Dal Vietnam al Canada senza rancore verso le armate che la privarono di tutto
«Il sangue continuava a scorrere e le bombe a cadere in lontananza. Quando i comunisti sono entrati a Saigon, la mia famiglia ha ceduto loro metà della nostra proprietà, perché eravamo diventati vulnerabili». I ricordi della vietnamita Kim Thúy sono limpidi anche se all'epoca dei fatti era solo una bambina. Ora quelle memorie sono diventate un libro "Riva" ( Nottetempo, 156 pagine, 14 euro), che racconta l'odissea della ragazza e della sua famiglia benestante costretta all'indigenza e a scappare in Malesia per sopravvivere all'ondata repressiva del comunismo. Frammenti rubati all'oblío, "Riva " non è un romanzo, non è un'autobiografia, ma quadri di un passato che messi insieme raccontano una storia di sangue che lei dopo trent'anni, riesce a riconoscere solo per frammenti, per cicatrici, per barlumi. Nel suo secondo romanzo, “Nidi di rondini” appena pubblicato da Nottetempo (165 pagine, 14 euro) riprende il filo del racconto autobiografico e riflette «sulle differenti facce dell'esilio, sull'amore e le memorie» che affollano i suoi ricordi. Kim Thuy è nata a Saigon nel 1968, nel momento dell'offensiva del Têt scatenata dall'esercito nordvietnamita e dai vietcong. A dieci anni con la famiglia fu costretta a scappare dal Vietnam dopo la riunificazione del paese e l'entrata delle armate comuniste a Saigon. Con tanti altri profughi si ritrovò su una delle fragili navi strapiene e maleodoranti che lasciavano il Vietnam verso un sogno di libertà. Ora vive a Montreal dove ha fatto l'interprete, l'avvocato, la restauratrice, lo chef e la cronista gastronomica. Ospite graditissima a Pordenonelegge.
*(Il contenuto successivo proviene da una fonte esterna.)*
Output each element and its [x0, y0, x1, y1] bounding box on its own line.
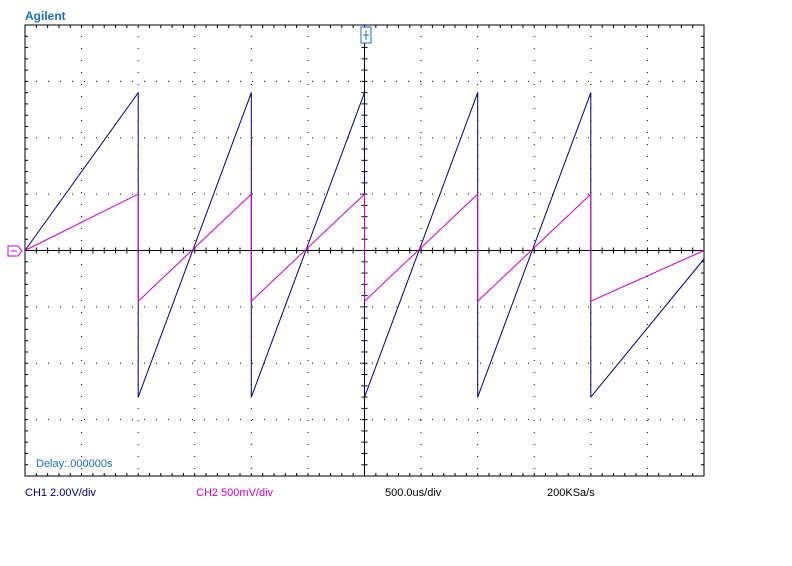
delay-readout: Delay:.000000s [36, 458, 113, 470]
waveform-traces [24, 92, 705, 398]
sample-rate-label: 200KSa/s [547, 487, 595, 499]
brand-logo: Agilent [25, 9, 66, 23]
ch1-scale-label: CH1 2.00V/div [25, 487, 96, 499]
ch2-waveform [24, 193, 705, 302]
trigger-position-icon[interactable] [360, 26, 372, 44]
ch2-scale-label: CH2 500mV/div [196, 487, 274, 499]
timebase-label: 500.0us/div [385, 487, 442, 499]
ground-reference-arrow-icon[interactable] [7, 245, 23, 257]
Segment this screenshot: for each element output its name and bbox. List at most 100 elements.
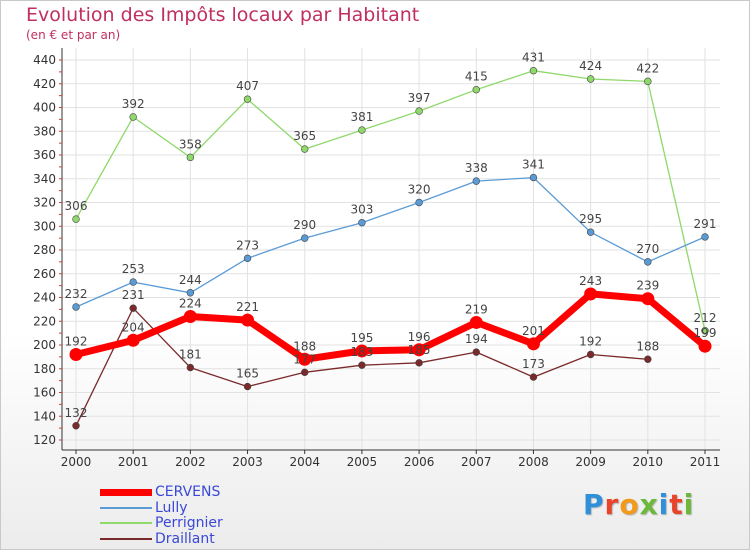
data-point <box>644 77 652 86</box>
data-point <box>358 126 366 134</box>
data-point <box>301 145 309 153</box>
data-label: 273 <box>236 238 259 252</box>
data-label: 407 <box>236 79 259 93</box>
data-point <box>415 359 423 367</box>
data-point <box>129 278 137 286</box>
data-label: 381 <box>350 110 373 124</box>
chart-title: Evolution des Impôts locaux par Habitant <box>26 4 420 26</box>
data-label: 185 <box>408 343 431 357</box>
y-tick-label: 140 <box>33 409 56 423</box>
data-label: 290 <box>293 218 316 232</box>
data-point <box>69 348 83 361</box>
legend-item-lully: Lully <box>100 500 300 516</box>
legend-swatch <box>100 522 152 524</box>
data-label: 188 <box>636 339 659 353</box>
data-label: 204 <box>122 320 145 334</box>
data-point <box>355 344 369 358</box>
data-point <box>701 233 709 241</box>
data-point <box>301 368 309 377</box>
data-point <box>186 289 195 297</box>
data-label: 424 <box>579 59 602 73</box>
data-label: 132 <box>65 406 88 420</box>
data-point <box>129 113 137 121</box>
y-tick-label: 180 <box>33 362 56 376</box>
data-point <box>129 304 137 312</box>
x-tick-label: 2001 <box>118 455 149 469</box>
x-tick-label: 2004 <box>289 455 320 469</box>
y-tick-label: 360 <box>33 148 56 162</box>
data-label: 183 <box>350 345 373 359</box>
y-tick-label: 440 <box>33 53 56 67</box>
data-point <box>529 66 538 75</box>
data-point <box>526 337 540 351</box>
data-label: 422 <box>636 61 659 75</box>
legend-label: Draillant <box>155 530 215 547</box>
data-point <box>72 215 80 223</box>
data-point <box>472 85 480 94</box>
y-tick-label: 280 <box>33 243 56 257</box>
data-label: 212 <box>694 311 717 325</box>
legend-swatch <box>100 489 152 496</box>
y-tick-label: 380 <box>33 124 56 138</box>
data-point <box>469 315 483 329</box>
legend-item-draillant: Draillant <box>100 531 300 547</box>
data-point <box>586 350 595 359</box>
data-point <box>126 333 140 347</box>
data-point <box>243 95 252 103</box>
legend-label: Perrignier <box>155 515 223 531</box>
data-label: 338 <box>465 161 488 175</box>
x-tick-label: 2009 <box>575 455 606 469</box>
data-point <box>301 234 309 242</box>
y-tick-label: 420 <box>33 77 56 91</box>
data-label: 291 <box>694 217 717 231</box>
data-label: 239 <box>636 279 659 293</box>
data-point <box>415 198 423 207</box>
data-point <box>186 153 195 162</box>
x-tick-label: 2010 <box>633 455 664 469</box>
data-label: 194 <box>465 332 488 346</box>
series-line-cervens <box>75 290 708 363</box>
data-point <box>298 352 312 366</box>
data-label: 232 <box>65 287 88 301</box>
y-tick-label: 300 <box>33 219 56 233</box>
data-label: 192 <box>65 335 88 349</box>
data-label: 415 <box>465 70 488 84</box>
data-label: 221 <box>236 300 259 314</box>
data-label: 295 <box>579 212 602 226</box>
legend-item-cervens: CERVENS <box>100 484 300 500</box>
data-point <box>644 355 652 363</box>
data-point <box>586 75 595 83</box>
data-label: 195 <box>350 331 373 345</box>
data-label: 219 <box>465 302 488 316</box>
data-label: 365 <box>293 129 316 143</box>
data-point <box>183 310 197 323</box>
data-point <box>641 292 655 306</box>
data-label: 253 <box>122 262 145 276</box>
y-tick-label: 220 <box>33 314 56 328</box>
data-label: 196 <box>408 330 431 344</box>
x-tick-label: 2002 <box>175 455 206 469</box>
y-tick-label: 400 <box>33 101 56 115</box>
data-point <box>72 422 80 430</box>
legend-item-perrignier: Perrignier <box>100 515 300 531</box>
data-label: 303 <box>350 203 373 217</box>
data-label: 177 <box>293 352 316 366</box>
data-point <box>472 348 480 356</box>
data-label: 431 <box>522 51 545 65</box>
legend-label: CERVENS <box>155 484 221 500</box>
data-point <box>472 177 480 185</box>
data-point <box>243 254 252 263</box>
x-tick-label: 2008 <box>518 455 549 469</box>
data-label: 244 <box>179 273 202 287</box>
y-tick-label: 200 <box>33 338 56 352</box>
data-point <box>358 361 366 369</box>
legend-swatch <box>100 506 152 509</box>
data-point <box>241 313 255 327</box>
data-point <box>701 327 709 335</box>
data-label: 392 <box>122 97 145 111</box>
data-label: 320 <box>408 183 431 197</box>
x-tick-label: 2000 <box>61 455 92 469</box>
data-point <box>584 287 598 301</box>
data-point <box>72 303 80 311</box>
- Nel suo libro lei appare comprensiva verso i suoi stessi nemici. Cosa la rende così tollerante?
«Col tempo ho maturato una visione grigia, né bianca né nera del comunismo. Senza i comunisti il Vietnam adesso sarebbe un paese indipendente o no? Senza comunisti, avrei avuto la possibilità di vivere questa seconda vita? Non credo di dimenticare, ma di relativizzare».
- Furono molto duri con voi i soldati vietnamiti?
«Abbastanza. Mio padre cercò di corromperli perché fossero meno rigidi, facendo ascoltare loro della musica. Piansero perché per loro era una novità grandiosa. Il giovane ispettore, che aveva camminato nella giungla per andare a liberare il Vietnam del Sud dalle mani "pelose" degli americani, in realtà era molto tenero».
- Cos'è successo dopo la vostra fuga dal Vietnam e l'arrivo in Malesia?
«Abbiamo passato quattro mesi in un campo per rifugiati, ammucchiati in duemila in uno spazio previsto per duecento persone. C'erano pidocchi e scabbiao ci nutrivano con pesci guasti».
- È stato difficile sopravvivere?
«La fame era tanta e il mio corpo si è riprogrammato per poter sopravvivere. Quattro mesi, poi siamo arrivati in Canada che non mi ha mai fatto sentire un’immigrata».